Beckmann, das ist ein Mitfünfziger aus Düsseldorf, der nach seinem Philosophie und Altphilologie-Studium seiner Leidenschaft für die Musik und dort insbesondere das Cello nachgab, sich an den Musikhochschulen in Düsseldorf und Köln ausbilden und von Jürgen Wolf, dem damaligen Solo-Cellisten der Düsseldorfer Symphoniker sowie von Pierre Fournier in dessen Genfer Meisterklasse vervollkommnen ließ und seit einigen Jahren, als wäre das alles noch nicht genug, Vorstandsvorsitzender des Vereins gegen Kälte e.V., ist. Dieser Verein bekämpft die Obdachlosigkeit.###MORE###
Für Furore hatte der Musiker bereits in den achtziger Jahren, damals mit seinem Partner am Klavier Johannes Cernota gesorgt, als er in Wuppertal rein digital Musik von Charlie Chaplin unter Verwendung der Original-Partituren aufnahm.
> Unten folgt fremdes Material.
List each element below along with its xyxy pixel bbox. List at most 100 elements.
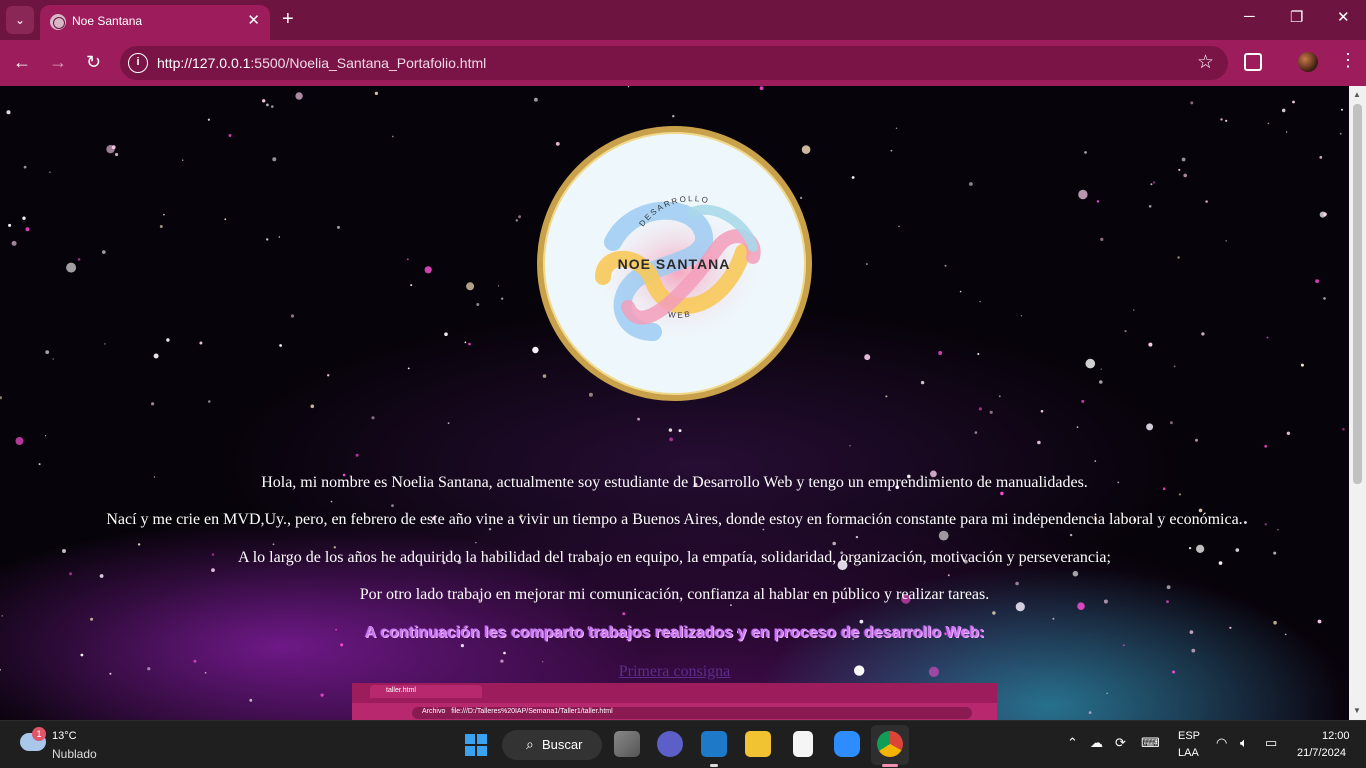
volume-icon[interactable]: 🔈︎	[1240, 735, 1248, 751]
address-bar[interactable]: i http://127.0.0.1:5500/Noelia_Santana_P…	[120, 46, 1228, 80]
wifi-icon[interactable]: ◠	[1216, 735, 1227, 751]
teams-meet-icon[interactable]	[657, 731, 683, 757]
works-heading: A continuación les comparto trabajos rea…	[364, 624, 985, 641]
star	[947, 574, 950, 577]
intro-paragraph-3: A lo largo de los años he adquirido la h…	[238, 549, 1111, 566]
star	[637, 417, 640, 421]
taskbar-search[interactable]: ⌕ Buscar	[502, 730, 602, 760]
chrome-icon[interactable]	[877, 731, 903, 757]
star	[8, 223, 12, 227]
task-view-icon[interactable]	[614, 731, 640, 757]
minimize-button[interactable]: ─	[1244, 8, 1255, 25]
star	[15, 437, 24, 445]
zoom-icon[interactable]	[834, 731, 860, 757]
star	[44, 435, 47, 437]
new-tab-button[interactable]: +	[282, 8, 294, 30]
star	[278, 236, 280, 238]
preview-address: file:///D:/Talleres%20IAP/Semana1/Taller…	[451, 708, 613, 715]
url-text[interactable]: http://127.0.0.1:5500/Noelia_Santana_Por…	[157, 55, 486, 71]
star	[266, 238, 269, 241]
extensions-icon[interactable]	[1244, 53, 1262, 71]
scroll-down-icon[interactable]: ▼	[1353, 706, 1361, 715]
star	[211, 568, 215, 572]
star	[534, 97, 538, 102]
star	[90, 617, 94, 621]
logo-artwork: DESARROLLO NOE SANTANA WEB	[593, 194, 763, 342]
star	[1277, 528, 1279, 531]
tab-strip: ⌄ Noe Santana ✕ + ─ ❐ ✕	[0, 0, 1366, 40]
clock-date[interactable]: 21/7/2024	[1297, 747, 1346, 759]
star	[1052, 617, 1055, 620]
reload-icon[interactable]: ↻	[86, 51, 101, 73]
star	[102, 250, 106, 254]
star	[475, 542, 477, 544]
star	[1285, 131, 1288, 133]
page-scrollbar[interactable]: ▲ ▼	[1349, 86, 1366, 720]
star	[320, 693, 324, 697]
preview-tab-title: taller.html	[386, 687, 416, 694]
star	[1183, 173, 1187, 178]
star	[938, 530, 949, 541]
star	[159, 225, 163, 228]
preview-address-bar: Archivo file:///D:/Talleres%20IAP/Semana…	[412, 707, 972, 719]
star	[992, 611, 996, 615]
weather-condition[interactable]: Nublado	[52, 747, 97, 761]
url-path: :5500/Noelia_Santana_Portafolio.html	[250, 55, 487, 71]
tab-search-button[interactable]: ⌄	[6, 6, 34, 34]
star	[497, 285, 500, 287]
star	[1195, 438, 1198, 442]
site-info-icon[interactable]: i	[128, 53, 148, 73]
star	[460, 644, 464, 648]
star	[66, 262, 77, 273]
star	[1319, 156, 1323, 159]
close-window-button[interactable]: ✕	[1337, 8, 1350, 26]
star	[1100, 237, 1104, 241]
scroll-up-icon[interactable]: ▲	[1353, 90, 1361, 99]
star	[1173, 365, 1176, 368]
windows-start-icon[interactable]	[465, 734, 487, 756]
file-explorer-icon[interactable]	[745, 731, 771, 757]
chevron-up-icon[interactable]: ⌃	[1067, 735, 1078, 751]
star	[501, 297, 504, 300]
star	[1225, 240, 1227, 242]
bookmark-star-icon[interactable]: ☆	[1197, 51, 1214, 74]
sync-icon[interactable]: ⟳	[1115, 735, 1126, 751]
project-preview-image[interactable]: taller.html Archivo file:///D:/Talleres%…	[352, 683, 997, 720]
onedrive-icon[interactable]: ☁	[1090, 735, 1103, 751]
profile-avatar[interactable]	[1298, 52, 1318, 72]
star	[410, 284, 413, 287]
clock-time[interactable]: 12:00	[1322, 730, 1350, 742]
forward-arrow-icon[interactable]: →	[49, 51, 67, 73]
star	[104, 343, 106, 345]
star	[1178, 168, 1181, 171]
star	[989, 410, 993, 414]
tab-close-icon[interactable]: ✕	[247, 12, 260, 30]
vscode-icon[interactable]	[701, 731, 727, 757]
back-arrow-icon[interactable]: ←	[13, 51, 31, 73]
tab-active[interactable]: Noe Santana ✕	[40, 5, 270, 40]
intro-paragraph-4: Por otro lado trabajo en mejorar mi comu…	[359, 586, 990, 603]
menu-kebab-icon[interactable]: ⋮	[1339, 50, 1357, 71]
star	[669, 437, 673, 442]
star	[678, 429, 682, 433]
star	[1085, 358, 1096, 369]
weather-temperature[interactable]: 13°C	[52, 730, 77, 742]
star	[1133, 309, 1135, 311]
star	[1152, 181, 1156, 184]
star	[80, 653, 84, 657]
scrollbar-thumb[interactable]	[1353, 104, 1362, 484]
keyboard-layout[interactable]: LAA	[1178, 747, 1199, 759]
star	[228, 134, 232, 137]
star	[330, 500, 333, 503]
battery-icon[interactable]: ▭	[1265, 735, 1277, 751]
browser-toolbar: ← → ↻ i http://127.0.0.1:5500/Noelia_San…	[0, 40, 1366, 86]
notepad-icon[interactable]	[793, 731, 813, 757]
windows-taskbar: 1 13°C Nublado ⌕ Buscar ⌃ ☁ ⟳ ⌨ ESP LAA …	[0, 720, 1366, 768]
star	[866, 263, 868, 265]
primera-consigna-link[interactable]: Primera consigna	[0, 663, 1349, 681]
maximize-button[interactable]: ❐	[1290, 8, 1303, 26]
star	[515, 219, 518, 222]
star	[832, 541, 836, 546]
keyboard-icon[interactable]: ⌨	[1141, 735, 1160, 751]
input-language[interactable]: ESP	[1178, 730, 1200, 742]
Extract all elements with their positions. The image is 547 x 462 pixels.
Der lustige Vagabund mit der Melone war nämlich auch ein begeisterter Cellist mit dem an seinem insoweit begrenzten Talent gescheiterten Traum, einmal Konzert-Cellist zu werden. Für viele seiner Filme schrieb er die Musik selbst und das Cello spielt darin eine wichtige Rolle. Die heute noch im Musikhandel (Bestell-Nr. JARO 4125-2) erhältliche CD bietet einige dieser salonmusikartigen kurzen Stücke, die Charme und Melancholie so wunderbar vereinen, in exzellenter Aufnahmequalität und einfühlsam interpretiert. Es ist auch heute noch nachvollziehbar, daß dieses Album damals den Preis der Deutschen Schallplattenkritik erhielt. Es ist nicht nur für Filmliebhaber ein Muß. Heute tritt Thomas Beckmann gen. Riemke ohne Johannes Cernota auf und wird wenn, dann eher von seiner Frau, der japanischen Pianistin Kayoko Matsushita begleitet.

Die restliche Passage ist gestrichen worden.